The people who are most adamant and outspoken about a policy are people in opposition to something. Those discontented people tend to have strong, clear opinions. The people who are generally content lack that intensity. It would misread rural people to think they are selfish and inconsiderate. They are as likely to "love thy neighbor" as people in town. Readers should not take Commissioner Fowler's indignation at being required to do something for the "good of society" as indication that the people who think like him litter, steal library books, cheat on their taxes, or otherwise act any worse to neighbors than does anyone else. The issue got defined by political leadership and conservative media as a matter of freedom, not as patriotism at a time of war.
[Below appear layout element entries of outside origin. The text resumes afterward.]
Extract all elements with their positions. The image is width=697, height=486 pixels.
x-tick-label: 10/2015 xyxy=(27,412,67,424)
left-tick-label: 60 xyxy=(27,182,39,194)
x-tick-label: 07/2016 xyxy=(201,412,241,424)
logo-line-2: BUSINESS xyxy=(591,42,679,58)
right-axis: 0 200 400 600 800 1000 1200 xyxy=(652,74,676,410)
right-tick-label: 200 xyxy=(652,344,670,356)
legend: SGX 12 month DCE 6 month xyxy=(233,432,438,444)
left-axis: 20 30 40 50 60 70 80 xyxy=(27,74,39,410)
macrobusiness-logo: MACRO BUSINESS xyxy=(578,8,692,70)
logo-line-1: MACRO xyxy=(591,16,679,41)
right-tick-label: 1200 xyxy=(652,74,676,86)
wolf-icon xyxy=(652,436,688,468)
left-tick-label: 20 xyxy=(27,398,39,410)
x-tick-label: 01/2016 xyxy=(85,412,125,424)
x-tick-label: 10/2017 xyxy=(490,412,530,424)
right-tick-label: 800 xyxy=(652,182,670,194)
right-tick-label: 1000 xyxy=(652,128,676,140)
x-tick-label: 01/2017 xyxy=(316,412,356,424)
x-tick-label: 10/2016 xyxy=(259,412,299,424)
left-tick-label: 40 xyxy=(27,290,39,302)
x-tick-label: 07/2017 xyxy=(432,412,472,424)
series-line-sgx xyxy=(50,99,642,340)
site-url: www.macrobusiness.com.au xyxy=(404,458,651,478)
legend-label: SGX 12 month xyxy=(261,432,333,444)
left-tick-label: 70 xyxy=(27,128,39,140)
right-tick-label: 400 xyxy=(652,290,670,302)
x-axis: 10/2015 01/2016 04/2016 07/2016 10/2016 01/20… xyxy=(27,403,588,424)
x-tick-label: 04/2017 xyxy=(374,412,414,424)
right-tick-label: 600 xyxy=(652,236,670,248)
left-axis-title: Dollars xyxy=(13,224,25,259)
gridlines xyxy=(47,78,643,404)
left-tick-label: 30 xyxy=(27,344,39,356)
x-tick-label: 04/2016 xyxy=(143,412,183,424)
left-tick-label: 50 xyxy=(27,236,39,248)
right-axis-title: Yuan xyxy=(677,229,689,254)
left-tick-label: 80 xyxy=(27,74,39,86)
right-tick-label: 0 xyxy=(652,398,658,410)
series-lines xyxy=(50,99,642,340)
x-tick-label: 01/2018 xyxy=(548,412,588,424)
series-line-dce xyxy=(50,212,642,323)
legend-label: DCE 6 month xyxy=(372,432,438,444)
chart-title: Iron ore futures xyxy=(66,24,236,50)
Trump early-on decided to downplay COVID, hope it faded away, and carry on. It was a guess and he guessed incorrectly. Trump's messaging set the tone.
The American public's response to COVID is a vivid example of the power of leadership in defining an issue. Democrats are understood to be tyrants, pushing a burdensome solution to a minor problem. This fits the observation and experience of many Americans. The 700,000 deaths in a country of 320 million people means just one death in 460 people, with those deaths concentrated among people who were elderly and sick. Their deaths are not a surprise.
Some of my readers will consider the comments by commissioners to be astonishingly ignorant and irresponsible. I agree. I am embarrassed for them, and disappointed in them, but I understand their political environment. They aren't apologizing. They are in a large body of people less worried about COVID than about government overreach. They are not out of sync with the loudest and most persistent voices in their communities, and very possibly a majority of the voters.